As if the machinations around the Tory leadership had not been bewildering enough, today brought the final bizarre twist - for the time being - as the great hope of the libertarian right, junior minister Andrea Leadsom, who had made it on to the final shortlist to be put to the party’s membership, tearfully threw in the towel after the weekend’s “motherhood” row brought condemnation raining down on her.
The litany of political corpses is staggering: London’s formerly very occasional Mayor Alexander Boris de Pfeffel Johnson, knifed by Michael “Oiky” Gove, Liam Fox the token comedy candidate falling by the wayside, Stephen Crabb wisely withdrawing just before it was revealed he had been “sexting” a woman who was not his wife, and over at UKIP the cowardly exit of Nigel “Thirsty” Farage, leaving someone else to clear up the mess.
And now added to that list is Ms Leadsom. Let me put this directly: if she thought that the criticism of her remarks made to Rachel Sylvester of the Times was “shattering”, then heaven help us all that she did not get any closer to 10 Downing Street. Better that she admit her shortcomings now, rather than going through the charade of a leadership ballot, which will now, it seems, not take place after all.
What else might stop the Leadsom bid going forward? The continuing revelations over the embellishment of her CV cannot have helped, her released tax return is already attracting comment over its apparent discrepancy with her minister’s salary (plus it is only for one year, prompting questions she may have something to hide), and all the time the spotlight is also falling on the groups and interests lining up behind her.
Was there a “Project Smear”? No. This was merely a figment of the fevered imagination of the likes of Iain Duncan Cough, seeing movement in the shadows when all that happened was that Ms Leadsom, by stressing “But I have CHILDREN”, set off a storm of controversy which is part of the new normal for the media. Her supporters have no complaints, although they will no doubt invent them in the retelling.

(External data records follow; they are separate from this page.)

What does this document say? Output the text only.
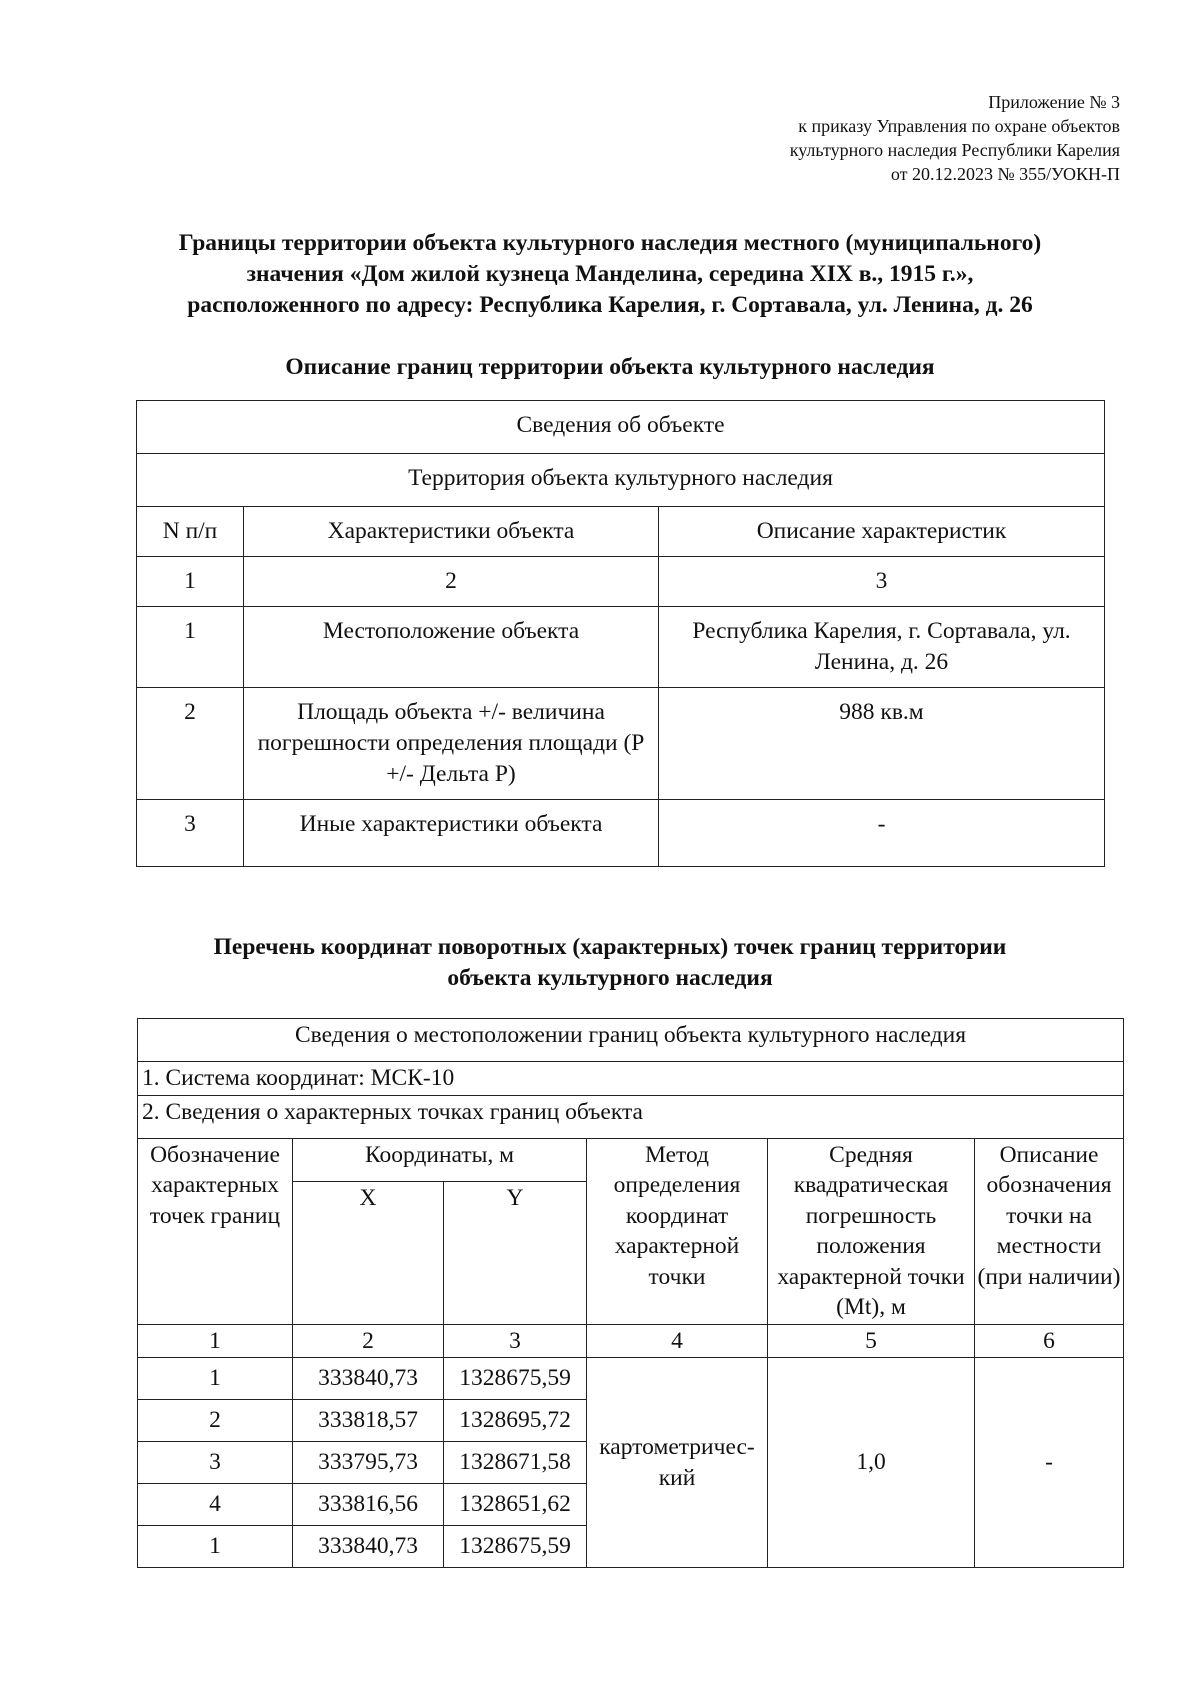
Приложение № 3
к приказу Управления по охране объектов
культурного наследия Республики Карелия
от 20.12.2023 № 355/УОКН-П
Границы территории объекта культурного наследия местного (муниципального)
значения «Дом жилой кузнеца Манделина, середина XIX в., 1915 г.»,
расположенного по адресу: Республика Карелия, г. Сортавала, ул. Ленина, д. 26
Описание границ территории объекта культурного наследия
Сведения об объекте		
Территория объекта культурного наследия		
N п/п	Характеристики объекта	Описание характеристик
1	2	3
1	Местоположение объекта	Республика Карелия, г. Сортавала, ул. Ленина, д. 26
2	Площадь объекта +/- величина погрешности определения площади (P +/- Дельта P)	988 кв.м
3	Иные характеристики объекта	-
Перечень координат поворотных (характерных) точек границ территории
объекта культурного наследия
Сведения о местоположении границ объекта культурного наследия					
1. Система координат: МСК-10					
2. Сведения о характерных точках границ объекта					
Обозначение характерных точек границ	Координаты, м		Метод определения координат характерной точки	Средняя квадратическая погрешность положения характерной точки (Mt), м	Описание обозначения точки на местности (при наличии)
	X	Y			
1	2	3	4	5	6
1	333840,73	1328675,59	картометричес-кий	1,0	-
2	333818,57	1328695,72			
3	333795,73	1328671,58			
4	333816,56	1328651,62			
1	333840,73	1328675,59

What does this mean for the office of Prime Minister? Young Dave may be on his way within a few days. Graham Brady, chairman of the 1922 Committee, has confirmed that Theresa May is the next leader of the Conservative Party, and is therefore the new Prime Minister. Technically, the Tories could have secured a second candidate in order to put two to the members, but have decided against it. There’s democracy for you.
That shifts the pressure on to Labour: Theresa May’s policy speech earlier gave the distinct impression that she was looking to call an early General Election. Andrea Leadsom’s withdrawal underscores that. Unless Labour can sort their leadership row, and quickly, they will immediately find themselves on the back foot.
Remember, the Tory Party is the party of the establishment. And the establishment always finds a way of looking after itself. What happened today confirms it. That is all.